Évasion de Benjamin Whitmer : anatomie de la ville
Traduit par Jacques Mailhos. Paru le 6 septembre aux éditions Gallmeister.
1960 : depuis 85 ans, Old Lonesome dans le Colorado abrite une prison autour de laquelle s’est peu à peu polarisée la vie de tous ses habitants. Quand douze détenus s’évadent, c’est toute la ville qui se retrouve concernée : du directeur du pénitencier aux gardiens, des riverains aux familles des prisonniers.
Évasion, troisième roman de Benjamin Whitmer, suit alternativement dans ce contexte quatre personnages : le détenu Mopar ; sa cousine Dayton Horn, une fermière hors-la-loi ; Jim Cavey, un gardien spécialiste de la traque ; et Stanley, un journaliste venu couvrir l’affaire. Chacun à leur manière, ils vivent en marge de la société, par nécessité, parce que la vie ne leur a pas laissé le choix.

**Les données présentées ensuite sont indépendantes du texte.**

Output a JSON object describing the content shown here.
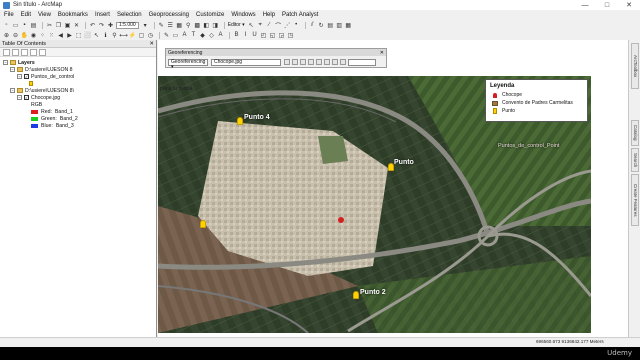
{
  "window": {
    "title": "Sin título - ArcMap",
    "controls": [
      "—",
      "□",
      "✕"
    ]
  },
  "menubar": [
    "File",
    "Edit",
    "View",
    "Bookmarks",
    "Insert",
    "Selection",
    "Geoprocessing",
    "Customize",
    "Windows",
    "Help",
    "Patch Analyst"
  ],
  "toolbar": {
    "scale": "1:5.000",
    "editor_label": "Editor ▾"
  },
  "toc": {
    "title": "Table Of Contents",
    "close": "✕",
    "items": [
      {
        "label": "Layers"
      },
      {
        "label": "D:\\usiere\\UJESON 8"
      },
      {
        "label": "Puntos_de_control"
      },
      {
        "label": "D:\\usiere\\UJESON 8\\"
      },
      {
        "label": "Chocope.jpg"
      },
      {
        "label": "RGB"
      },
      {
        "label": "Red:",
        "band": "Band_1",
        "color": "#e11e1e"
      },
      {
        "label": "Green:",
        "band": "Band_2",
        "color": "#1ed01e"
      },
      {
        "label": "Blue:",
        "band": "Band_3",
        "color": "#1e3ce1"
      }
    ]
  },
  "georeferencing": {
    "title": "Georeferencing",
    "menu": "Georeferencing ▾",
    "layer": "Chocope.jpg"
  },
  "map": {
    "note": "para tu mapa",
    "points": [
      {
        "label": "Punto 4"
      },
      {
        "label": "Punto"
      },
      {
        "label": "Punto 2"
      },
      {
        "label": "Puntos_de_control_Point"
      }
    ],
    "marker_color": "#ffd200"
  },
  "legend": {
    "title": "Leyenda",
    "items": [
      {
        "label": "Chocope",
        "icon": "red-pin-icon"
      },
      {
        "label": "Convento de Padres Carmelitas",
        "icon": "church-icon"
      },
      {
        "label": "Punto",
        "icon": "yellow-pin-icon"
      }
    ]
  },
  "right_panel": [
    "ArcToolbox",
    "Catalog",
    "Search",
    "Create Features"
  ],
  "status": {
    "coords": "696560.673  9136842.177 Meters"
  },
  "watermark": "Udemy"
}
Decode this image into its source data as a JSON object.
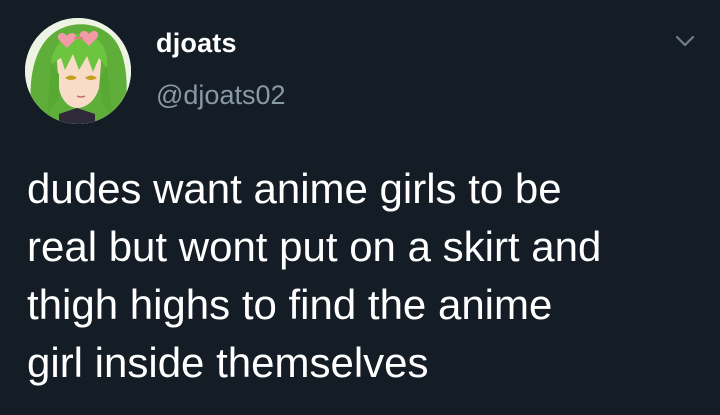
{
  "colors": {
    "background": "#141d26",
    "text": "#ffffff",
    "secondary_text": "#8899a6"
  },
  "author": {
    "display_name": "djoats",
    "handle": "@djoats02",
    "avatar_icon": "anime-girl-avatar"
  },
  "menu_icon": "chevron-down-icon",
  "tweet": {
    "lines": [
      "dudes want anime girls to be",
      "real but wont put on a skirt and",
      "thigh highs to find the anime",
      "girl inside themselves"
    ]
  }
}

Alors que leurs enjeux sont distincts, ils luttent tous pour leur survie. Qu’il s’agisse de retrouver leur liberté, de sauver un proche, de laver leur honneur ou de nourrir leur famille, les personnages, principaux comme secondaires, sont acculés.
Le roman fait cohabiter deux sensations distinctes : d’un côté l’impression d’être dans un polar à l’américaine, qui s’inscrit dans le territoire (le Colorado) et les grands espaces (la forêt, les montagnes…) ; de l’autre, la sensation d’évoluer dans un monde étrange : une ville dont personne ne peut s’échapper (ce qui ont essayé, comme Dayton, ont fini par y revenir), une ville qui tourne autour d’un seul lieu maléfique (la prison), une ville où les personnage deviennent fous, transformés par des amphétamines. Le lecteur se retrouve à la lisière entre une réalité classique et une action anxiogène. C’est ce décalage qui fait d’Évasion un grand roman.
La ville est un personnage à part entière – ce que confirmera plus tard la structure du récit et le chapitrage –, et parce que c’est un personnage, elle est capable d’émotion et de produire la haine. Jim Cavey et Mopar Horn ont l’impression, à raison, d’être détestés par leur congénères, mais Évasion le démontre bien, ce sont moins les hommes qui les détestent que l’ensemble de la ville. La ville américaine est vue ici comme une broyeuse d’existence, où chaque être humain se sent persécuté par l’autre, où tous pensent avoir raté leur vie.
À un moment, Mopar dit : « Certaines personnes viennent d’une ville et c’est la leur, c’est ce qu’ils sont. » Évasion dévoile alors son véritable projet : raconter le mal-être d’Old Lonesome au travers de ses habitants.